His new piece sets to music Walt Whitman’s well-known poem about venturing forth into the unknown, “that inaccessible land” of time, space and eternity. Elder’s music is both sensuous (due to his idiomatic string writing) and sparkling (due to his equally satisfying percussion writing). Soprano Lea Maitlen sang every syllable with a voice that was both plush and powerful. Violinists Zeneba Bowers and Louise Morrison, cellists Walker and Sari Reist, and percussionist Rich Graber provided sensitive accompaniment.

Veteran composer Conni Ellisor is well-known to Nashville’s music community — earlier this season the Nashville Symphony premiered The Bass Whisperer, a concerto that Ellisor co-wrote with electric bass phenom Victor Wooten. Ellisor is also an accomplished violinist, and on Wednesday she joined Bowers, Walker and violist Melinda Whitley for the world premiere of her new string quartet, Awake at Night. 

Ellisor wrote in her program note that she is a “longtime insomniac.” Awake at Night depicts, in sound, the composer’s many sleepless evenings. Long, sliding notes on the violins and the drone of the cello suggest an insomniac who is beginning to drift off. But wait. A series of skittish, restless figurations soon enter, rousing the insomniac back to consciousness, her mind racing. Ellisor’s score is lyrical, beautifully arranged for strings and filled from beginning to end with joy and humor. ALIAS’ musicians clearly enjoyed this music, since they gave it a lively performance.

Christopher Farrell, a violist with the Nashville Symphony and longtime ALIAS musician, supplied the third world premiere of the evening, his String Quartet No. 2. This four-movement quartet was the most conventional work on the program. Still, Farrell found new things to say with the old forms. His second-movement scherzo, for instance, was far more gentle and songful than your typical fast-moving scherzo. The third-movement elegy was soulful but never maudlin. The outer movements were bright and buoyant. ALIAS — violinists Allison Gooding and Jeremy Williams, violist Farrell and cellist Reist — gave the work an effervescent reading.

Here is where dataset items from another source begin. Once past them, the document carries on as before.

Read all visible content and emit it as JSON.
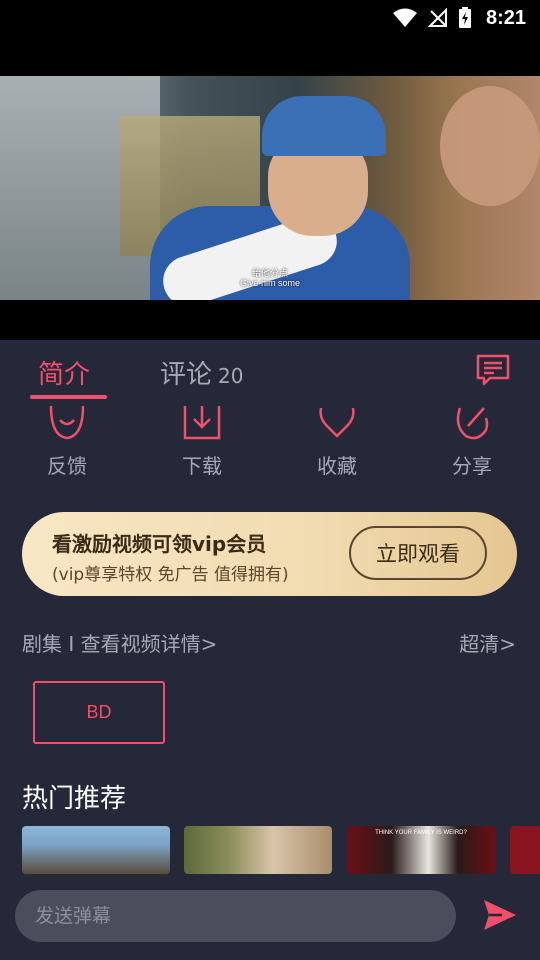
{
  "status_bar": {
    "time": "8:21"
  },
  "video": {
    "subtitle_cn": "给他分点",
    "subtitle_en": "Give him some"
  },
  "tabs": {
    "intro_label": "简介",
    "comments_label": "评论",
    "comments_count": "20"
  },
  "actions": [
    {
      "label": "反馈",
      "icon": "feedback-icon"
    },
    {
      "label": "下载",
      "icon": "download-icon"
    },
    {
      "label": "收藏",
      "icon": "heart-icon"
    },
    {
      "label": "分享",
      "icon": "share-icon"
    }
  ],
  "vip_banner": {
    "title": "看激励视频可领vip会员",
    "subtitle": "(vip尊享特权 免广告 值得拥有)",
    "button_label": "立即观看"
  },
  "episodes": {
    "link_label": "剧集 I 查看视频详情>",
    "quality_label": "超清>",
    "items": [
      "BD"
    ]
  },
  "hot": {
    "title": "热门推荐",
    "thumb_captions": [
      "",
      "",
      "THINK YOUR FAMILY IS WEIRD?",
      ""
    ]
  },
  "danmu": {
    "placeholder": "发送弹幕"
  },
  "colors": {
    "accent": "#f24f6a",
    "panel_bg": "#252839",
    "muted_text": "#a6a8b4"
  }
}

Walker was the fourth Nashville composer represented on the program, and on Wednesday his piece Wood for violin and marimba received its Music City premiere. The work opens with a series of neo-Baroque-like sequences for violin, with marimba providing bright accompaniment. Eventually, violin and marimba break into an elaborate blues number that explores the entire circle of fifths, which, as Walker wrote in his program note, was a feat “fellow composition geeks might find clever.” The husband-and-wife duo of Eric Willie (marimba) and Rebecca Willie (violin) gave the piece a memorable account, playing with color and panache.

Wednesday’s All-American program included two rarities. Aaron Copland’s Elegies for violin and viola was written in 1932 and was never published (the piece was recently discovered in the Boston Symphony music library). The work is interesting because Copland incorporated some of this music into the slow movement of his Third Symphony. On Wednesday, Bowers and Farrell played this lost gem with clarity and sensitivity.

Leonard Bernstein wrote his Piano Trio in 1937, when he was still a college student at Harvard, when he was still searching for his voice. The piece is more clever than original — Bernstein’s theatrical style was in its embryonic stages. But his music is unfailingly lyrical, and pianist Melissa Rose, violinist Jessica Blackwell and cellist Christopher Stenstrom played every note with gusto.